The sample application in this project works like a movie review search engine. A sample dataset is provided for testing the app.
Mobile version notes: This is a "mobile" version of lucenestudy that comes with the prebuilt JARs of Android Lucene. The source code is built as jar and the library can be utilized in Android project.
Subset of the Large Movie Review Dataset v1.0 prepared by Andrew L. Maas et al. as part of their 2011 paper "Learning Word Vectors for Sentiment Analysis" (PDF, BibTeX entry) is being used in this project. The original dataset is used for sentiment analysis research, and is selected from IMDb.
The subset contains 1,000 entries about 500 films, each two reviews for each film, one "positive" and one "negative" according to the Large Movie Review Dataset.
The original dataset contains two subsets, one "training" and one "testing". This is the standard division in machine learning and natural language processing. In each subset, each review takes one file, and there are separate listings of the source URL.
The sample subset here is from the "testing" dataset. I've converted the files
into a JSON file in sample/acl-imdb-subset.json
. The original dataset does
not have the titles and the release years for the films reviewed. I've also
collected them in the JSON file.
For more information about the original data set, please visit the Andrew Maas's website, on which you can find the download link to the dataset. A detailed README can also be found in the tarball.
To build the sample app, you'll need JDK 1.8 or above installed. The project uses Gradle, and I've included a Gradle wrapper that can bootstrap itself.

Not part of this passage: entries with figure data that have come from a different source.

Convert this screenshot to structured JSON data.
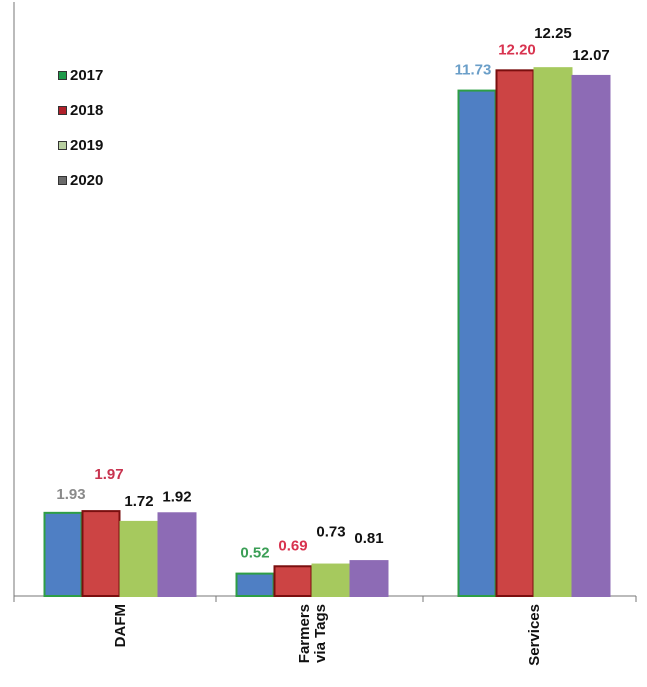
{
  "chart_data": {
    "type": "bar",
    "title": "",
    "xlabel": "",
    "ylabel": "",
    "ylim": [
      0,
      13.6
    ],
    "grid": false,
    "legend_position": "top-left",
    "categories": [
      [
        "DAFM"
      ],
      [
        "Farmers",
        "via Tags"
      ],
      [
        "Services"
      ]
    ],
    "series": [
      {
        "name": "2017",
        "values": [
          1.93,
          0.52,
          11.73
        ],
        "labels": [
          "1.93",
          "0.52",
          "11.73"
        ],
        "fill": "#4f7fc4",
        "stroke": "#2e9e45",
        "label_colors": [
          "#8a8a8a",
          "#3a9e55",
          "#6a9ec8"
        ],
        "legend_color": "#1e9a4a"
      },
      {
        "name": "2018",
        "values": [
          1.97,
          0.69,
          12.2
        ],
        "labels": [
          "1.97",
          "0.69",
          "12.20"
        ],
        "fill": "#cc4444",
        "stroke": "#7a0f0f",
        "label_colors": [
          "#c8334f",
          "#d8334f",
          "#d8334f"
        ],
        "legend_color": "#b0202a"
      },
      {
        "name": "2019",
        "values": [
          1.72,
          0.73,
          12.25
        ],
        "labels": [
          "1.72",
          "0.73",
          "12.25"
        ],
        "fill": "#a6c95e",
        "stroke": "#a6c95e",
        "label_colors": [
          "#111111",
          "#111111",
          "#111111"
        ],
        "legend_color": "#b8cfa0"
      },
      {
        "name": "2020",
        "values": [
          1.92,
          0.81,
          12.07
        ],
        "labels": [
          "1.92",
          "0.81",
          "12.07"
        ],
        "fill": "#8d6bb5",
        "stroke": "#8d6bb5",
        "label_colors": [
          "#111111",
          "#111111",
          "#111111"
        ],
        "legend_color": "#6b6b6b"
      }
    ]
  }
}
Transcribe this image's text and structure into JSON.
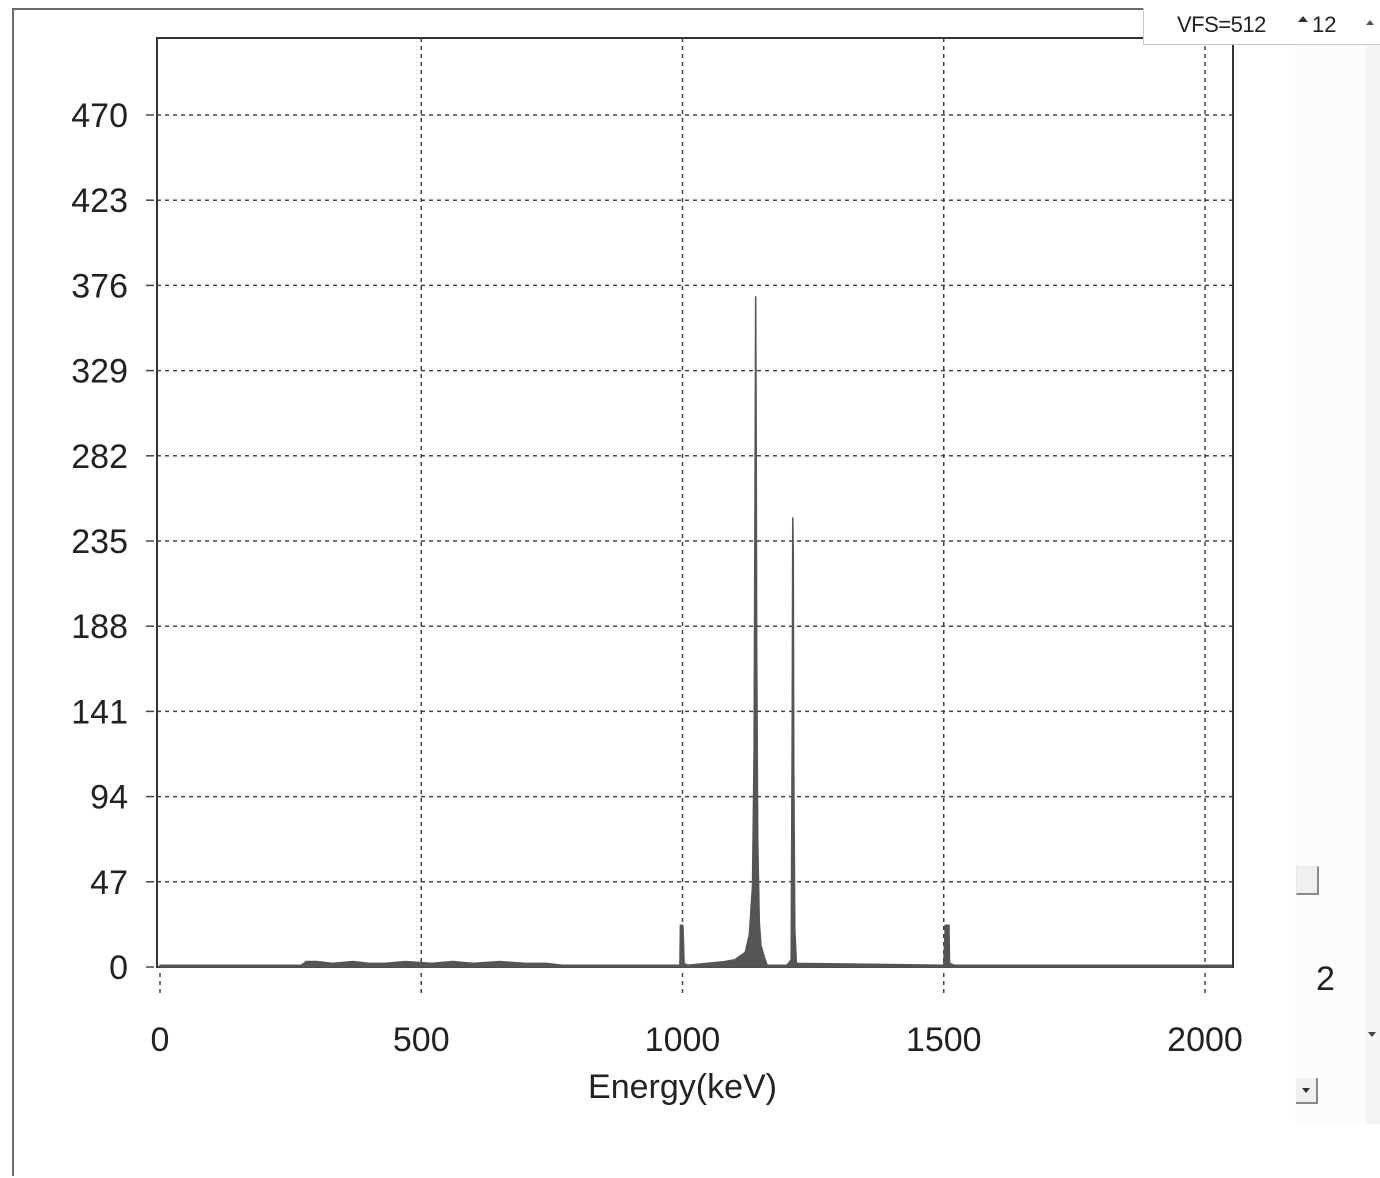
{
  "window": {
    "vfs_label": "VFS=512",
    "spin_value": "12",
    "channel_number": "2"
  },
  "icons": {
    "spin_up": "triangle-up-icon",
    "spin_down": "chevron-down-icon",
    "scroll_up": "arrow-up-icon",
    "scroll_down": "arrow-down-icon"
  },
  "colors": {
    "spectrum_fill": "#555555",
    "grid": "#444444",
    "axis": "#333333",
    "background": "#ffffff"
  },
  "chart_data": {
    "type": "area",
    "title": "",
    "xlabel": "Energy(keV)",
    "ylabel": "",
    "xlim": [
      0,
      2050
    ],
    "ylim": [
      0,
      512
    ],
    "grid": true,
    "xticks": [
      0,
      500,
      1000,
      1500,
      2000
    ],
    "yticks": [
      0,
      47,
      94,
      141,
      188,
      235,
      282,
      329,
      376,
      423,
      470
    ],
    "series": [
      {
        "values": [
          [
            0,
            1
          ],
          [
            270,
            1
          ],
          [
            280,
            3
          ],
          [
            300,
            3
          ],
          [
            330,
            2
          ],
          [
            370,
            3
          ],
          [
            400,
            2
          ],
          [
            430,
            2
          ],
          [
            470,
            3
          ],
          [
            520,
            2
          ],
          [
            560,
            3
          ],
          [
            600,
            2
          ],
          [
            650,
            3
          ],
          [
            700,
            2
          ],
          [
            740,
            2
          ],
          [
            770,
            1
          ],
          [
            995,
            1
          ],
          [
            996,
            23
          ],
          [
            1000,
            23
          ],
          [
            1001,
            22
          ],
          [
            1003,
            2
          ],
          [
            1010,
            1
          ],
          [
            1080,
            3
          ],
          [
            1100,
            4
          ],
          [
            1120,
            8
          ],
          [
            1128,
            18
          ],
          [
            1134,
            45
          ],
          [
            1137,
            120
          ],
          [
            1139,
            280
          ],
          [
            1140,
            370
          ],
          [
            1141,
            300
          ],
          [
            1142,
            180
          ],
          [
            1144,
            70
          ],
          [
            1147,
            25
          ],
          [
            1150,
            12
          ],
          [
            1157,
            5
          ],
          [
            1162,
            1
          ],
          [
            1200,
            1
          ],
          [
            1208,
            4
          ],
          [
            1210,
            140
          ],
          [
            1211,
            248
          ],
          [
            1212,
            230
          ],
          [
            1213,
            110
          ],
          [
            1215,
            20
          ],
          [
            1218,
            2
          ],
          [
            1500,
            1
          ],
          [
            1503,
            23
          ],
          [
            1510,
            23
          ],
          [
            1511,
            2
          ],
          [
            1520,
            1
          ],
          [
            2050,
            1
          ]
        ]
      }
    ]
  }
}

To build the app, simple run:
./gradlew build
This will compile the app, make the JAR, and also run the tests.
The built JAR is located at ./build/libs/lucenestudy.jar
. Once you have
the JAR, you can build the indices. Suppose you want to put the built
indices under /tmp/testidx:
java -jar build/libs/lucenestudy.jar index sample/acl-imdb-subset.json /tmp/testidx
Then, to search for reviews containing the keyword "robot":
java -jar build/libs/lucenestudy.jar search /tmp/testidx robot
And to see the search suggestion in action:
java -jar build/libs/lucenestudy.jar suggest /tmp/testidx love
The sample app uses Lucene's query parser to process the query string. You can perform boolean searches with quote strings. For example, this searches for titles and reviews that contain the term "apocalypse" but not "now":
java -jar build/libs/lucenestudy.jar search /tmp/testidx "apocalypse -now"
This is nowhere near a comprehensive survey of Lucene. It is a big library that covers a wide range of use cases. Pull requests that extend the app are therefore more than welcome.